Pour faire avaler la pilule, c’est, ensuite, le mythe de la création d’emploi qui est agité. Les 19 milliards du CICE auront permis d’en créer ou d’en sauvegarder …100 000 ! Ce qui représente 190 000 euros par emploi. Il est difficile d’imaginer que tout cet argent ait servi uniquement à combattre le chômage, alors que dans le même temps des plans de licenciement ont été appliqués dans dix des quatorze plus grands groupes qui en ont bénéficié. Aussi, est-il possible de transformer la formule de Bruno Lemaire, notre ministre de l’Économie : « les dividendes d'hier sont les investissements d'aujourd'hui et les emplois de demain » en l’inversant : « les suppressions d'emplois d'hier sont les profits d'aujourd'hui et les dividendes de demain ».

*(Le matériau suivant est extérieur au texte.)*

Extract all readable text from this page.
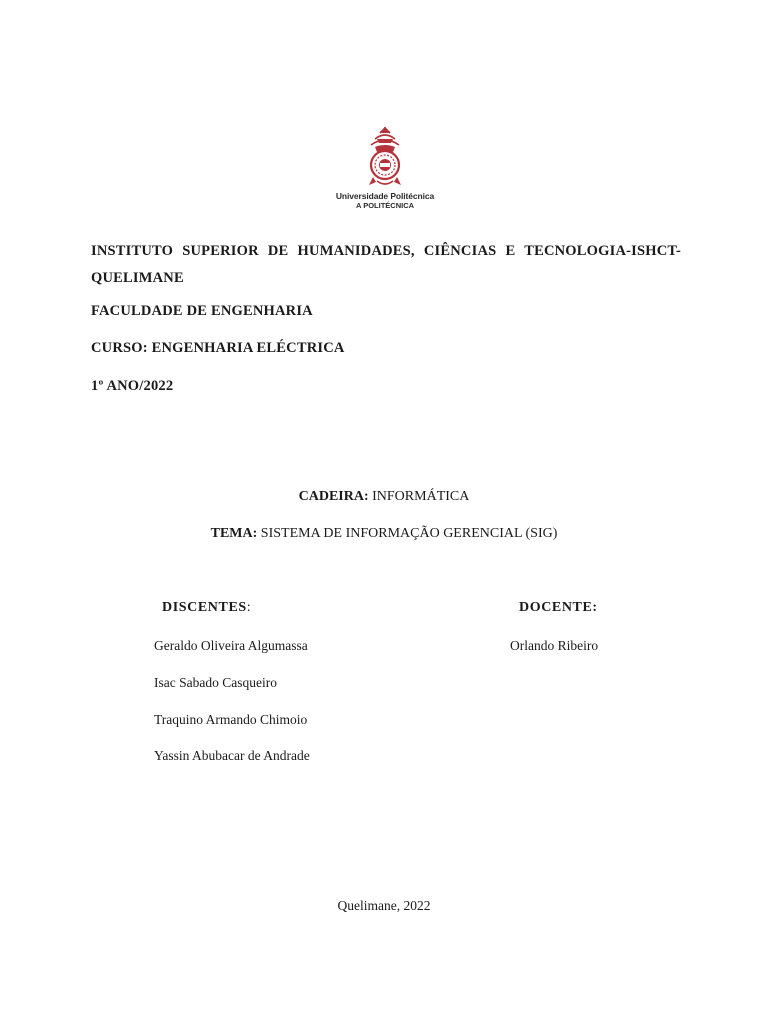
Universidade Politécnica
A POLITÉCNICA
INSTITUTO SUPERIOR DE HUMANIDADES, CIÊNCIAS E TECNOLOGIA-ISHCT-QUELIMANE
FACULDADE DE ENGENHARIA
CURSO: ENGENHARIA ELÉCTRICA
1º ANO/2022
CADEIRA: INFORMÁTICA
TEMA: SISTEMA DE INFORMAÇÃO GERENCIAL (SIG)
DISCENTES:	DOCENTE:
Geraldo Oliveira Algumassa
Isac Sabado Casqueiro
Traquino Armando Chimoio
Yassin Abubacar de Andrade
Orlando Ribeiro
Quelimane, 2022
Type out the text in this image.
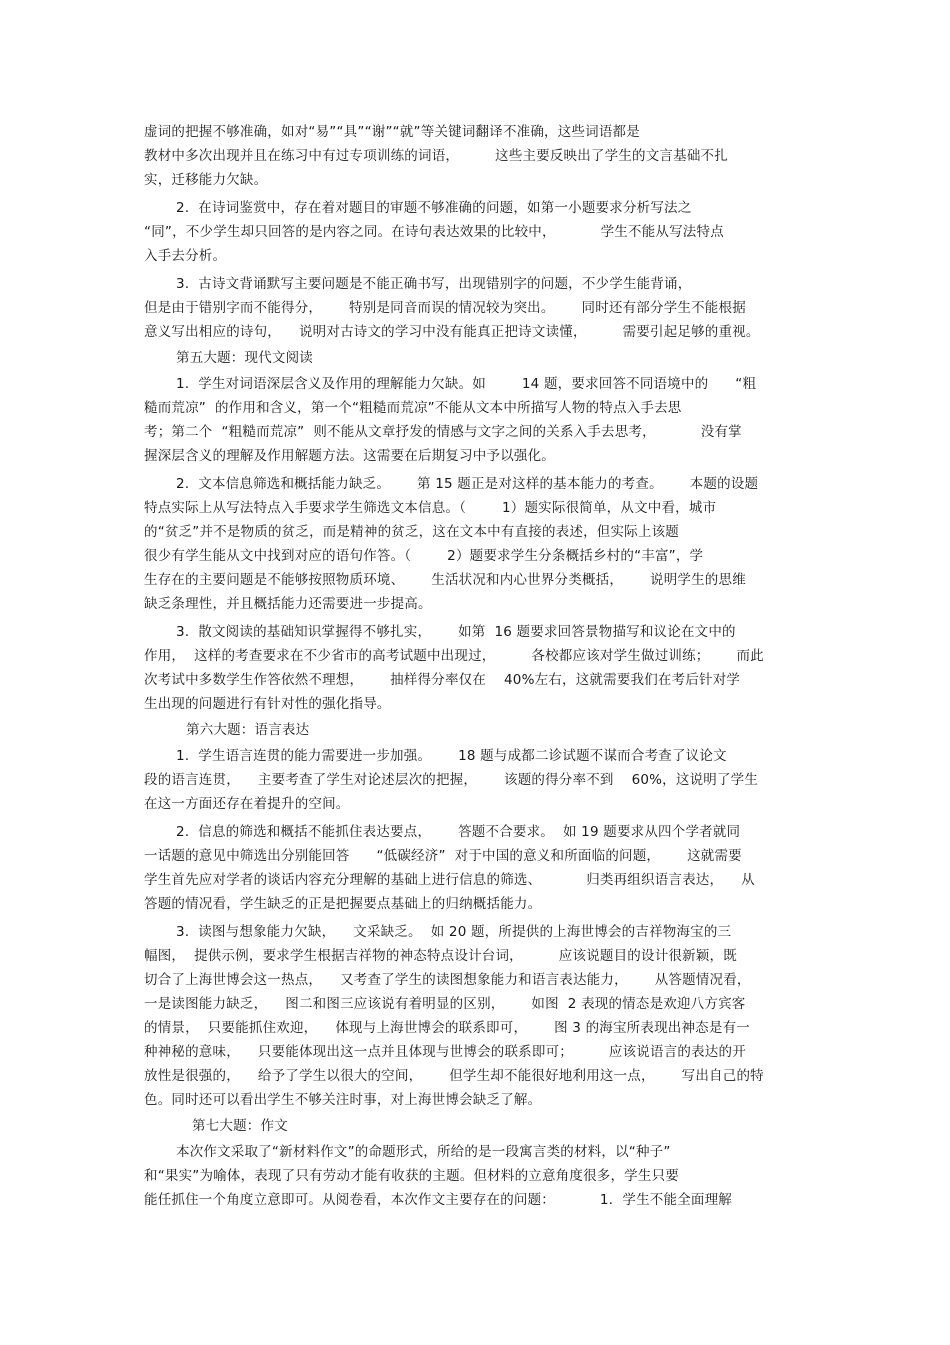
虚词的把握不够准确，如对“易”“具”“谢”“就”等关键词翻译不准确，这些词语都是
教材中多次出现并且在练习中有过专项训练的词语，        这些主要反映出了学生的文言基础不扎
实，迁移能力欠缺。
2.  在诗词鉴赏中，存在着对题目的审题不够准确的问题，如第一小题要求分析写法之
“同”，不少学生却只回答的是内容之同。在诗句表达效果的比较中，          学生不能从写法特点
入手去分析。
3.  古诗文背诵默写主要问题是不能正确书写，出现错别字的问题，不少学生能背诵，
但是由于错别字而不能得分，      特别是同音而误的情况较为突出。      同时还有部分学生不能根据
意义写出相应的诗句，    说明对古诗文的学习中没有能真正把诗文读懂，        需要引起足够的重视。
第五大题：现代文阅读
1.  学生对词语深层含义及作用的理解能力欠缺。如        14 题，要求回答不同语境中的      “粗
糙而荒凉”  的作用和含义，第一个“粗糙而荒凉”不能从文本中所描写人物的特点入手去思
考；第二个  “粗糙而荒凉”  则不能从文章抒发的情感与文字之间的关系入手去思考，          没有掌
握深层含义的理解及作用解题方法。这需要在后期复习中予以强化。
2.  文本信息筛选和概括能力缺乏。      第 15 题正是对这样的基本能力的考查。      本题的设题
特点实际上从写法特点入手要求学生筛选文本信息。（        1）题实际很简单，从文中看，城市
的“贫乏”并不是物质的贫乏，而是精神的贫乏，这在文本中有直接的表述，但实际上该题
很少有学生能从文中找到对应的语句作答。（        2）题要求学生分条概括乡村的“丰富”，学
生存在的主要问题是不能够按照物质环境、      生活状况和内心世界分类概括，      说明学生的思维
缺乏条理性，并且概括能力还需要进一步提高。
3.  散文阅读的基础知识掌握得不够扎实，      如第  16 题要求回答景物描写和议论在文中的
作用，  这样的考查要求在不少省市的高考试题中出现过，        各校都应该对学生做过训练；      而此
次考试中多数学生作答依然不理想，      抽样得分率仅在    40%左右，这就需要我们在考后针对学
生出现的问题进行有针对性的强化指导。
第六大题：语言表达
1.  学生语言连贯的能力需要进一步加强。      18 题与成都二诊试题不谋而合考查了议论文
段的语言连贯，    主要考查了学生对论述层次的把握，      该题的得分率不到    60%，这说明了学生
在这一方面还存在着提升的空间。
2.  信息的筛选和概括不能抓住表达要点，      答题不合要求。  如 19 题要求从四个学者就同
一话题的意见中筛选出分别能回答      “低碳经济”  对于中国的意义和所面临的问题，      这就需要
学生首先应对学者的谈话内容充分理解的基础上进行信息的筛选、          归类再组织语言表达，    从
答题的情况看，学生缺乏的正是把握要点基础上的归纳概括能力。
3.  读图与想象能力欠缺，    文采缺乏。  如 20 题，所提供的上海世博会的吉祥物海宝的三
幅图，  提供示例，要求学生根据吉祥物的神态特点设计台词，        应该说题目的设计很新颖，既
切合了上海世博会这一热点，    又考查了学生的读图想象能力和语言表达能力，      从答题情况看，
一是读图能力缺乏，    图二和图三应该说有着明显的区别，      如图  2 表现的情态是欢迎八方宾客
的情景，  只要能抓住欢迎，    体现与上海世博会的联系即可，      图 3 的海宝所表现出神态是有一
种神秘的意味，    只要能体现出这一点并且体现与世博会的联系即可；        应该说语言的表达的开
放性是很强的，    给予了学生以很大的空间，      但学生却不能很好地利用这一点，      写出自己的特
色。同时还可以看出学生不够关注时事，对上海世博会缺乏了解。
第七大题：作文
本次作文采取了“新材料作文”的命题形式，所给的是一段寓言类的材料，以“种子”
和“果实”为喻体，表现了只有劳动才能有收获的主题。但材料的立意角度很多，学生只要
能任抓住一个角度立意即可。从阅卷看，本次作文主要存在的问题：          1．学生不能全面理解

Cette politique est marquée par la confiance aveugle accordée aux partenaires économiques qui se voient attribuer beaucoup d’aides sans aucune contrepartie, ni vérifications de leur utilisation. On est loin de la chasse aux fraudeurs des aides sociales qu’il s’agit de débusquer chez tout bénéficiaire, soupçonné de s’installer dans l’assistanat, alors même qu’une véritable addiction aux aides s’est emparée du monde de l’entreprise.
Enfin, vient la légende du ruissellement prétendant que l’enrichissement au sommet se déverserait, par simple effet de la pesanteur, vers les couches inférieures de la société. Certes, les bénéfices des entreprises du CAC-40 ont augmenté de 35 % en 2021, leur permettant à la fois de racheter leurs actions (ce qui en accroit la valeur) et d’augmenter de 40% les dividendes entre 2021 et 2023 (ils absorbaient 35 % des bénéfices pendant les Trente glorieuses contre 80 % aujourd’hui). Effectivement, la richesse des milliardaires français s’est accrue de 236 milliards pendant les dix-huit premiers mois de la pandémie. Sans doute, les revenus des patrons des groupes du CAC-40 ont augmenté de 29 % entre 2019 et 2022. Mais, au bas de l’échelle, on n’a pas vu grand-chose arriver, au cours de la même période.
Le Welfare State hérité de l’après-guerre (cet État providence qui protège les plus vulnérables, en redistribuant les ressources) est progressivement en train de laisser la place au Corporate State (cet État qui se met au service des profits des entreprises privées) concluent les auteurs.